In some cases surgical intervention can be of use, arthroscopy can be useful for diagnosis of subtle intra-articular lesions as well as the removal of bone fragments and debridement of soft tissue lesions. In severe cases, arthrodesis of some joints is possible as a last option for end-stage cases of osteoarthritis.
My vet recently told me that my horse had the beginnings of a quarter crack in his hoof. Do you have any tips about how I could treat his hooves, and prevent them from further cracking?
Quarter cracks are commonly seen in a variety of equine athletes and can result in lameness, bleeding, infection and reduced performance. They usually originate at the coronary band and extend distally (toward the ground); a true quarter crack will extend into the submural (inner) tissue of the hoof.
There are several causes of quarter cracks, including trauma and other underlying hoof conditions. In my experience, they are most commonly associated with underlying abnormal hoof conformation and/or an abnormal landing pattern of the hoof, both of which lead to abnormal loading forces through the hoof capsule.

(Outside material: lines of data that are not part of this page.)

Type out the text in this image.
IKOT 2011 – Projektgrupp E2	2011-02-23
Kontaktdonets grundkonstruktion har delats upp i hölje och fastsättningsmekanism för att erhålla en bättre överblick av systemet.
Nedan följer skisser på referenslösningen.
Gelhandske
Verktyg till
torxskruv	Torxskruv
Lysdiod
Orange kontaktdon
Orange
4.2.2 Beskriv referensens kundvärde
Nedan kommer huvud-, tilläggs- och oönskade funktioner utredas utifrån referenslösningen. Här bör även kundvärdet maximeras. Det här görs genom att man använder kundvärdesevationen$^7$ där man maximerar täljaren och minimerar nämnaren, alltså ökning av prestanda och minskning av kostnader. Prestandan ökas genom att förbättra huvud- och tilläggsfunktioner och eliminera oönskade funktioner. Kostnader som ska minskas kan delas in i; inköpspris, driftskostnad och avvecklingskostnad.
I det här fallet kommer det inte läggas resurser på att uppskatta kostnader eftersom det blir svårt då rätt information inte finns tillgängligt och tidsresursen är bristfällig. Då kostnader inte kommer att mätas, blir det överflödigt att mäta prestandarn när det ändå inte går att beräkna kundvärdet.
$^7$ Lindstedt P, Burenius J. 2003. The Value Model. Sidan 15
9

In the acute phase, hemorrhage, pain and inflammation are addressed. Generally I try to reduce weightbearing forces through the heel quarter and treat the area topically. In some cases, nonsteroidal anti-inflammatory drugs (NSAIDs) and antibiotics may be indicated.

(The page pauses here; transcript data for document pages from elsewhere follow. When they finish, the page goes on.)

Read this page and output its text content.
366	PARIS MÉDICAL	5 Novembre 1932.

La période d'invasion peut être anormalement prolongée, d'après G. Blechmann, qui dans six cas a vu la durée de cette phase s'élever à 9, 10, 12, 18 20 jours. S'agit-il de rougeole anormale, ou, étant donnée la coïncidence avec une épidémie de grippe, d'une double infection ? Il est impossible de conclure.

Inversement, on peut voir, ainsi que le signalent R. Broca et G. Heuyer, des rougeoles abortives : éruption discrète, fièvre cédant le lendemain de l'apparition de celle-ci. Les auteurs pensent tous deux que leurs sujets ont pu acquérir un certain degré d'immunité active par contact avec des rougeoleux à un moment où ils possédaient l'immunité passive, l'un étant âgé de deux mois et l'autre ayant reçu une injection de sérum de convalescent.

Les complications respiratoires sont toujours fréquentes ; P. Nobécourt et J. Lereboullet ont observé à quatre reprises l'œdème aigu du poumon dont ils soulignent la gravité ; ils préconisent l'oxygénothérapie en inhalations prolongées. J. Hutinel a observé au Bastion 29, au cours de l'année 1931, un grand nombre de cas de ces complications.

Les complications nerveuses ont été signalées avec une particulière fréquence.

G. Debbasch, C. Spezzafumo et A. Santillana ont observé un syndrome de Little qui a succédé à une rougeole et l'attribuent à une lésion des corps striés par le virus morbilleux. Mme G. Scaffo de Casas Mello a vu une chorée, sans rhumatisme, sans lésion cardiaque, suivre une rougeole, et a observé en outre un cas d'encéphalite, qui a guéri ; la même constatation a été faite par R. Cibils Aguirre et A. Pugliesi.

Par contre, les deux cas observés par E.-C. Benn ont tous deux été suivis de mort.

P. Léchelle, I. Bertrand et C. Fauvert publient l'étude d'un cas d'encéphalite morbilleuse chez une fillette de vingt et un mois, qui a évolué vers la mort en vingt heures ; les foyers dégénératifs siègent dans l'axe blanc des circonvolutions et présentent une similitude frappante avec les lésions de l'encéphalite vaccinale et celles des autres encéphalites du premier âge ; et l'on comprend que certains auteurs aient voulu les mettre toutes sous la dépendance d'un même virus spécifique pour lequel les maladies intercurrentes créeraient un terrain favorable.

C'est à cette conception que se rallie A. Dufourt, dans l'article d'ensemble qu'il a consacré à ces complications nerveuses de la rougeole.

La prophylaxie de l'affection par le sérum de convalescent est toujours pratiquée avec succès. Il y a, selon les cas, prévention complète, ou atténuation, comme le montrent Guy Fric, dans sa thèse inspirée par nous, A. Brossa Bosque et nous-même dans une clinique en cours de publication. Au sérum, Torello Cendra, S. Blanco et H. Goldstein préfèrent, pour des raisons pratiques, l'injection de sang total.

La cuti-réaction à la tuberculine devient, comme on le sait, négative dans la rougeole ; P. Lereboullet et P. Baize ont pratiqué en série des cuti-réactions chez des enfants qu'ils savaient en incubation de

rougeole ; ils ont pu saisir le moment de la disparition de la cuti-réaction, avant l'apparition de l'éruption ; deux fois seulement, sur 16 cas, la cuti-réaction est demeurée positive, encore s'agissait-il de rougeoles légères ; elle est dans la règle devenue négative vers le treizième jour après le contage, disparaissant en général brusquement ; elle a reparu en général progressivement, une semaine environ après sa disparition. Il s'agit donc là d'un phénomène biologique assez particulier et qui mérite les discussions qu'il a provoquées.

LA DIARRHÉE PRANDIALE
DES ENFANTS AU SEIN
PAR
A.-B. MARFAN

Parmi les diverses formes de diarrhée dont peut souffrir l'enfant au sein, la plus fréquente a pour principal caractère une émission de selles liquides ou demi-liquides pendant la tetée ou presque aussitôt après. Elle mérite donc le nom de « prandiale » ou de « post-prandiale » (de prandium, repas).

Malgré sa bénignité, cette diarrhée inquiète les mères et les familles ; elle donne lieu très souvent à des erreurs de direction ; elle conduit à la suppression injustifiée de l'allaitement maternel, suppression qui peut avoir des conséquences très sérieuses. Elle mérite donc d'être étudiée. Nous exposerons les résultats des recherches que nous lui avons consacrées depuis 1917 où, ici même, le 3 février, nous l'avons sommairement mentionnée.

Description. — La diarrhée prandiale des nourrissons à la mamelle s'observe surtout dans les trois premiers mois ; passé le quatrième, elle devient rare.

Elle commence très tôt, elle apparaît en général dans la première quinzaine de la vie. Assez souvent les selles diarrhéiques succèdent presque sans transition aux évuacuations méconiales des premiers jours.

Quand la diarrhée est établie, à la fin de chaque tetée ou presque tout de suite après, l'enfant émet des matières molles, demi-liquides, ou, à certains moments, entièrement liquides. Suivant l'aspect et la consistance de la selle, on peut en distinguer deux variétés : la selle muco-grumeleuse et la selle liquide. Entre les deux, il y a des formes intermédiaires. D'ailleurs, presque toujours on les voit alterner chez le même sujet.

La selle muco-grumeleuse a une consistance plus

With regard to more long-term resolution, the first, and in my opinion most important step, is to address any underlying unbalance in hoof structure and loading. This will involve careful attention by your farrier and veterinarian. I would recommend hoof balance radiographs. Often, in these cases, we observe such conditions as sheared heels, abnormal heel conformation and improper landing. Such corrections may take time, and I generally recommend a hoof supplement to encourage hoof growth during this period.
There are many opinions regarding the best approach to addressing the hoof defect itself and I have seen successful outcomes with several techniques. In my opinion, the best approach is to stabilize the hoof capsule using a bar shoe and remove the shearing forces through the affected quarter by unloading the weight-bearing surface. In some mild cases, I’ve seen good resolution following rebalance and unloading of the quarter, without further intervention.
Some more significant cases may require further stabilization of the crack itself. Again, there are a variety of techniques and I’m not aware of one that is superior. The aim of the implant is to stabilize and reduce shearing forces through the crack. Common techniques involve suturing with wire, either drilled through the hoof wall or attached using screws either side of the defect; the application of an adhesive resin can add to the strength of the repair. It’s important that the product used is somewhat flexible to allow for normal hoof capsule movement and that it adheres well to the hoof wall.
However the quarter crack is repaired, it will take several months to grow out. The rate of resolution generally depends on how well the underlying cause has been resolved and the quality of the horse’s hoof growth. In many cases, it’s possible for the horse to continue exercise, often showing during the repair.